- Says: “In failing to request authorisation to open an investigation into the situation in Nigeria, the Prosecutor is acting inconsistently with their obligation under article 15(3) of the Statute…”
Having failed to open an investigation into the various human rights violations and abuses by the armed group Boko Haram or the Nigerian state in the northeast, four years after concluding its preliminary examination, Amnesty International on 2 December submitted a letter to the President of the Pre-Trial Division of the International Criminal Court urging it to do the needful.
Requesting the Pre-Trial Chamber on behalf of victims of war crimes and crimes against humanity in northeast Nigeria who are members of the Jire Dole Networks (“the Applicants”), Amnesty International pointed out that: “In failing to request authorisation to open an investigation into the situation in Nigeria, the Prosecutor is acting inconsistently with their obligation under article 15(3) of the Statute, and to take any appropriate measures to remedy the situation.”
According to the International Non-Governmental Organisation (INGO), “The Office of the Prosecutor (OTP) of the International Criminal Court (ICC) opened a preliminary examination into the situation in Nigeria in 2010, then closed it in 2020, concluding that the criteria were met for the opening of an investigation.
“Four years later, the OTP is yet to request the authorization to open such investigation and to provide an explanation with regards to the delay.”
The group further stated that: “The applicants are of the view that, under Article 15(3) of the Rome Statute, the Prosecutor has a legal obligation to request authorization from the Pre-Trial Chamber to open an investigation if they conclude that there is a reasonable basis to proceed with an investigation.
“Having made that conclusion in relation to the situation in Nigeria, the Prosecutor was and still is under a legal obligation to request authorization from the PreTrial Chamber to proceed with an investigation, without further delay. This legal obligation is also consistent with internationally recognized human rights, including the rights of victims to truth, justice and reparations, and to being informed about the status and progress of criminal proceedings.”
Jire Dole networks is a group constituted of eleven different social networks of individuals who have suffered various human rights violations or abuses by the armed group Boko Haram or the Nigerian state in northeast Nigeria. It is led by a group of human rights activists, journalists and relatives of victims and survivors based in Maiduguri, set up in April 2017.

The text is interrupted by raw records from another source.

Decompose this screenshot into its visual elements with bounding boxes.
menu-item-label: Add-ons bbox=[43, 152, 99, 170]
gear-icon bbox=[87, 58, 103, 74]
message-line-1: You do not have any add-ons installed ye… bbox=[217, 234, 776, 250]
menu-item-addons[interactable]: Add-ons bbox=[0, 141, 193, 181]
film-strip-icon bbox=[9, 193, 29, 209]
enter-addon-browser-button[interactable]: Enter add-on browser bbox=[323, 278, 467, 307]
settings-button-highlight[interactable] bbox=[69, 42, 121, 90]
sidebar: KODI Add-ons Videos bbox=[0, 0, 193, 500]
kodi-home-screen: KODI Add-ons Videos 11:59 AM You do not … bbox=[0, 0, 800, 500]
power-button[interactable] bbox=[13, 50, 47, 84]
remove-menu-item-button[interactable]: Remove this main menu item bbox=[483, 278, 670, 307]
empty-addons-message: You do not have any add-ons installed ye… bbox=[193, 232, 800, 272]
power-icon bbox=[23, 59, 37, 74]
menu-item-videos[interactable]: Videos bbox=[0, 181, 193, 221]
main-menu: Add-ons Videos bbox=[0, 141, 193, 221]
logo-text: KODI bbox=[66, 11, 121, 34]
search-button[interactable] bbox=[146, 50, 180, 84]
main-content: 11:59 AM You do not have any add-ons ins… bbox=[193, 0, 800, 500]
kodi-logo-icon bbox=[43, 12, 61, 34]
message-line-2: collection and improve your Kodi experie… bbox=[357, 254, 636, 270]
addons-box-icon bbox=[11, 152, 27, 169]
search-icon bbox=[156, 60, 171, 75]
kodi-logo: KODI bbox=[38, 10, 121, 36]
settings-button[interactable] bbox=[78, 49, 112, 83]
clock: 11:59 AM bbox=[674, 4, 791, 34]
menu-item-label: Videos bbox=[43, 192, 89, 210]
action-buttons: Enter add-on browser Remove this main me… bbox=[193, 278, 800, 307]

They organise a loose network of victims, survivors and relatives through the setting
up of groups and structures in Maiduguri and various IDP camps in Borno state. This
submission is filed on behalf of the following networks, which are part of Jire Dole Networks: the Knifar Movement, composed of over 5,720 displaced women who were separated from their husbands since their husbands were arrested; the Returning Knifar Husbands network, composed of over 2,840 men who returned from the Safe Corridor and Giwa BarracksMilitary Joint Investigation detention centers; the Jire Dole Mothers, composed of over 5,800 relatives of arrested and disappeared young men; the Njotkuno Movement, composed of over 6,650 women, men and children formerly detained by the Nigerian military; and the IndaRai network, composed of over 2,365 survivors of abductions and sexual violence and mothers of the ‘invisible children’ who were conceived and born while their mothers were in Boko Haram captivity or in detention facilities. Members of these seven networks alone total 23,382 individuals as of January 2024.
Amnesty International has worked in close collaboration with, and in support of, Jire Dole networks for over a decade, including to document crimes committed within the armed conflict in northeast Nigeria and to advocate and campaign for justice at the national and international levels.
Amnesty International has also shared its documentation of relevance to the Nigeria situation with the Office of the Prosecutor to support its preliminary examination.
The present submission has been filed on behalf of members of the networks who are direct and indirect victims of murder, enforced disappearances, abductions, conscription and use of child soldiers, enslavement, forced marriage, sexual slavery, rape and other sexual violence, mutilation, imprisonment, torture and other ill-treatment, and other crimes committed in the context of the conflict in northeast Nigeria since 2011, constituting war crimes and/or crimes against humanity.